FRANKFURT (Reuters) - Boehringer Ingelheim, Germany’s second-largest drugmaker, posted a gain in operating income of 20.7 percent to 3.5 billion euros (3.06 billion pounds) last year, boosted by the purchase of Sanofi’s (SASY.PA) veterinary medicine.
Full-year sales increased 13.9 percent to 18.1 billion euros, it said in a statement on Wednesday. That translates to a gain of 4.4 percent when excluding the effects of the Sanofi transaction, which was wrapped up at the beginning of 2017.
The asset swap saw unlisted Boehringer take Sanofi’s $13.5 billion animal health subsidiary, making it the world’s second-largest player in the industry after Zoetis (ZTS.N).
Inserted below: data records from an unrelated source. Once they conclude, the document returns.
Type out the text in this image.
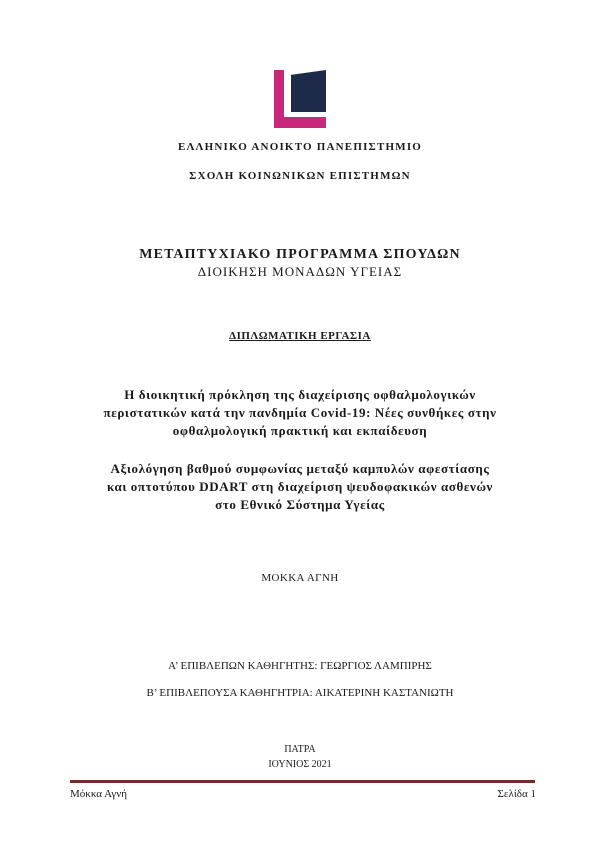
ΕΛΛΗΝΙΚΟ ΑΝΟΙΚΤΟ ΠΑΝΕΠΙΣΤΗΜΙΟ
ΣΧΟΛΗ ΚΟΙΝΩΝΙΚΩΝ ΕΠΙΣΤΗΜΩΝ
ΜΕΤΑΠΤΥΧΙΑΚΟ ΠΡΟΓΡΑΜΜΑ ΣΠΟΥΔΩΝ
ΔΙΟΙΚΗΣΗ ΜΟΝΑΔΩΝ ΥΓΕΙΑΣ
ΔΙΠΛΩΜΑΤΙΚΗ ΕΡΓΑΣΙΑ
Η διοικητική πρόκληση της διαχείρισης οφθαλμολογικών
περιστατικών κατά την πανδημία Covid-19: Νέες συνθήκες στην
οφθαλμολογική πρακτική και εκπαίδευση
Αξιολόγηση βαθμού συμφωνίας μεταξύ καμπυλών αφεστίασης
και οπτοτύπου DDART στη διαχείριση ψευδοφακικών ασθενών
στο Εθνικό Σύστημα Υγείας
ΜΟΚΚΑ ΑΓΝΗ
Α’ ΕΠΙΒΛΕΠΩΝ ΚΑΘΗΓΗΤΗΣ: ΓΕΩΡΓΙΟΣ ΛΑΜΠΙΡΗΣ
Β’ ΕΠΙΒΛΕΠΟΥΣΑ ΚΑΘΗΓΗΤΡΙΑ: ΑΙΚΑΤΕΡΙΝΗ ΚΑΣΤΑΝΙΩΤΗ
ΠΑΤΡΑ
ΙΟΥΝΙΟΣ 2021
Μόκκα Αγνή	Σελίδα 1
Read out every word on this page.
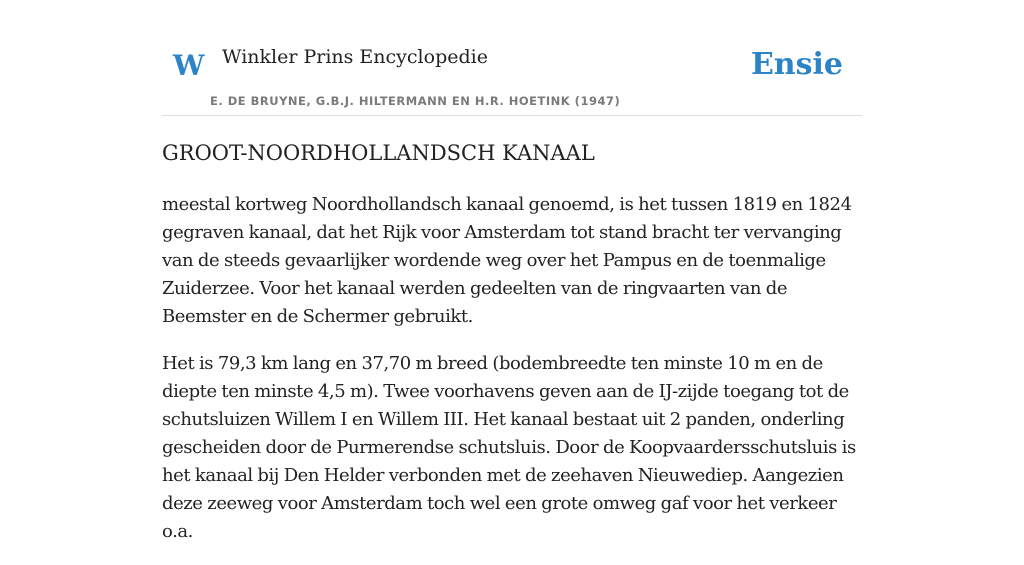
W Winkler Prins Encyclopedie
E. DE BRUYNE, G.B.J. HILTERMANN EN H.R. HOETINK (1947)
Ensie
GROOT-NOORDHOLLANDSCH KANAAL

meestal kortweg Noordhollandsch kanaal genoemd, is het tussen 1819 en 1824 gegraven kanaal, dat het Rijk voor Amsterdam tot stand bracht ter vervanging van de steeds gevaarlijker wordende weg over het Pampus en de toenmalige Zuiderzee. Voor het kanaal werden gedeelten van de ringvaarten van de Beemster en de Schermer gebruikt.

Het is 79,3 km lang en 37,70 m breed (bodembreedte ten minste 10 m en de diepte ten minste 4,5 m). Twee voorhavens geven aan de IJ-zijde toegang tot de schutsluizen Willem I en Willem III. Het kanaal bestaat uit 2 panden, onderling gescheiden door de Purmerendse schutsluis. Door de Koopvaardersschutsluis is het kanaal bij Den Helder verbonden met de zeehaven Nieuwediep. Aangezien deze zeeweg voor Amsterdam toch wel een grote omweg gaf voor het verkeer o.a.
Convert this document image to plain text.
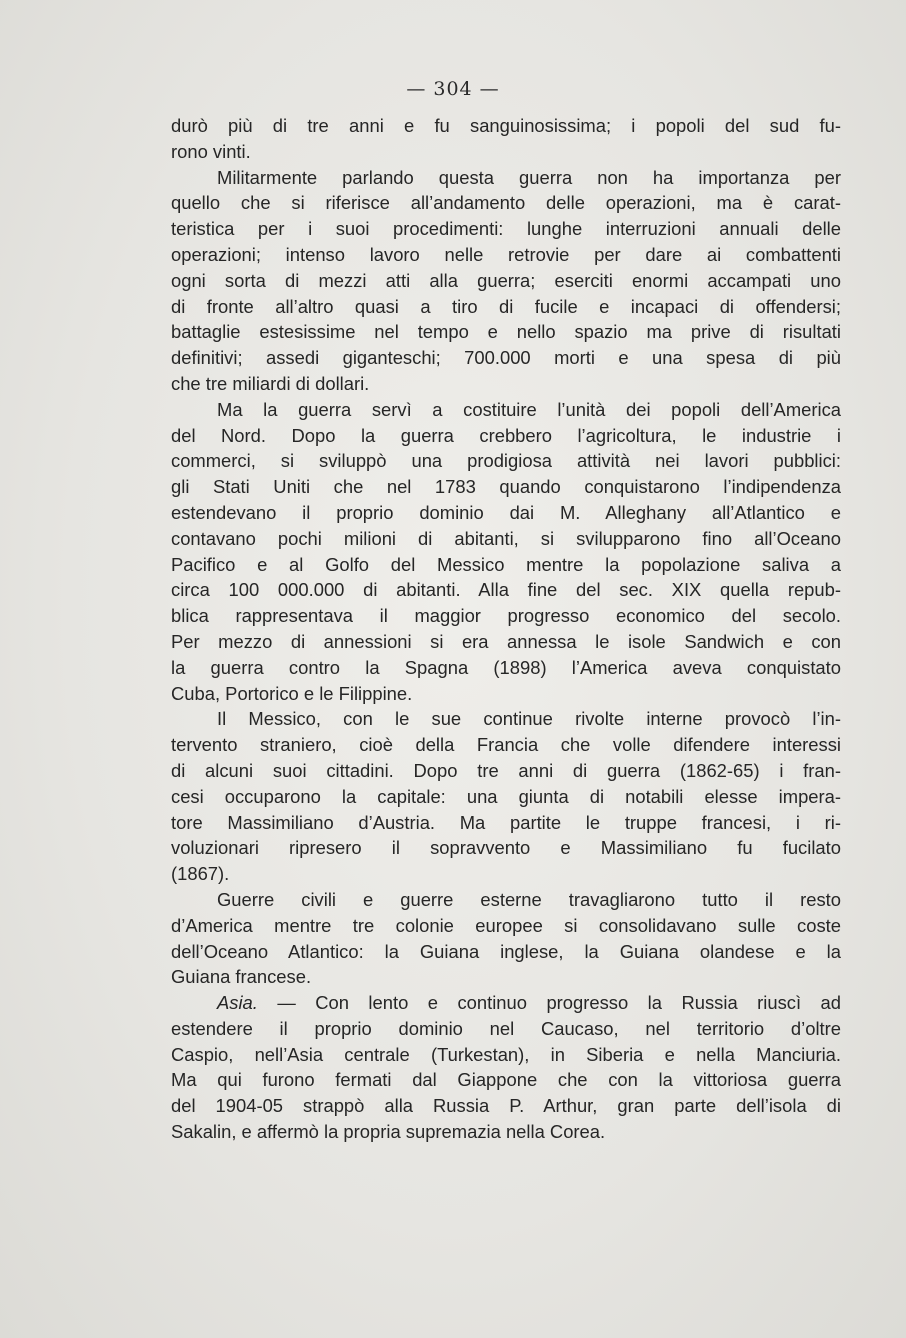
— 304 —
durò più di tre anni e fu sanguinosissima; i popoli del sud fu-
rono vinti.
Militarmente parlando questa guerra non ha importanza per
quello che si riferisce all’andamento delle operazioni, ma è carat-
teristica per i suoi procedimenti: lunghe interruzioni annuali delle
operazioni; intenso lavoro nelle retrovie per dare ai combattenti
ogni sorta di mezzi atti alla guerra; eserciti enormi accampati uno
di fronte all’altro quasi a tiro di fucile e incapaci di offendersi;
battaglie estesissime nel tempo e nello spazio ma prive di risultati
definitivi; assedi giganteschi; 700.000 morti e una spesa di più
che tre miliardi di dollari.
Ma la guerra servì a costituire l’unità dei popoli dell’America
del Nord. Dopo la guerra crebbero l’agricoltura, le industrie i
commerci, si sviluppò una prodigiosa attività nei lavori pubblici:
gli Stati Uniti che nel 1783 quando conquistarono l’indipendenza
estendevano il proprio dominio dai M. Alleghany all’Atlantico e
contavano pochi milioni di abitanti, si svilupparono fino all’Oceano
Pacifico e al Golfo del Messico mentre la popolazione saliva a
circa 100 000.000 di abitanti. Alla fine del sec. XIX quella repub-
blica rappresentava il maggior progresso economico del secolo.
Per mezzo di annessioni si era annessa le isole Sandwich e con
la guerra contro la Spagna (1898) l’America aveva conquistato
Cuba, Portorico e le Filippine.
Il Messico, con le sue continue rivolte interne provocò l’in-
tervento straniero, cioè della Francia che volle difendere interessi
di alcuni suoi cittadini. Dopo tre anni di guerra (1862-65) i fran-
cesi occuparono la capitale: una giunta di notabili elesse impera-
tore Massimiliano d’Austria. Ma partite le truppe francesi, i ri-
voluzionari ripresero il sopravvento e Massimiliano fu fucilato
(1867).
Guerre civili e guerre esterne travagliarono tutto il resto
d’America mentre tre colonie europee si consolidavano sulle coste
dell’Oceano Atlantico: la Guiana inglese, la Guiana olandese e la
Guiana francese.
Asia. — Con lento e continuo progresso la Russia riuscì ad
estendere il proprio dominio nel Caucaso, nel territorio d’oltre
Caspio, nell’Asia centrale (Turkestan), in Siberia e nella Manciuria.
Ma qui furono fermati dal Giappone che con la vittoriosa guerra
del 1904-05 strappò alla Russia P. Arthur, gran parte dell’isola di
Sakalin, e affermò la propria supremazia nella Corea.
In return, Sanofi obtained the German company’s consumer health care business unit, valued at nearly $8 billion, plus $5.5 billion in cash from Boehringer, which Boehringer at the time paid largely from existing liquidity on its balance sheet.
The maker of respiratory medicine Spiriva and the Pradaxa pill against blood clotting said revenues from drugs for humans gained 5 percent to more than 12.6 billion euros.
The group, which has been family controlled since it was founded in 1885, said it was targeting a slight increase in sales this year.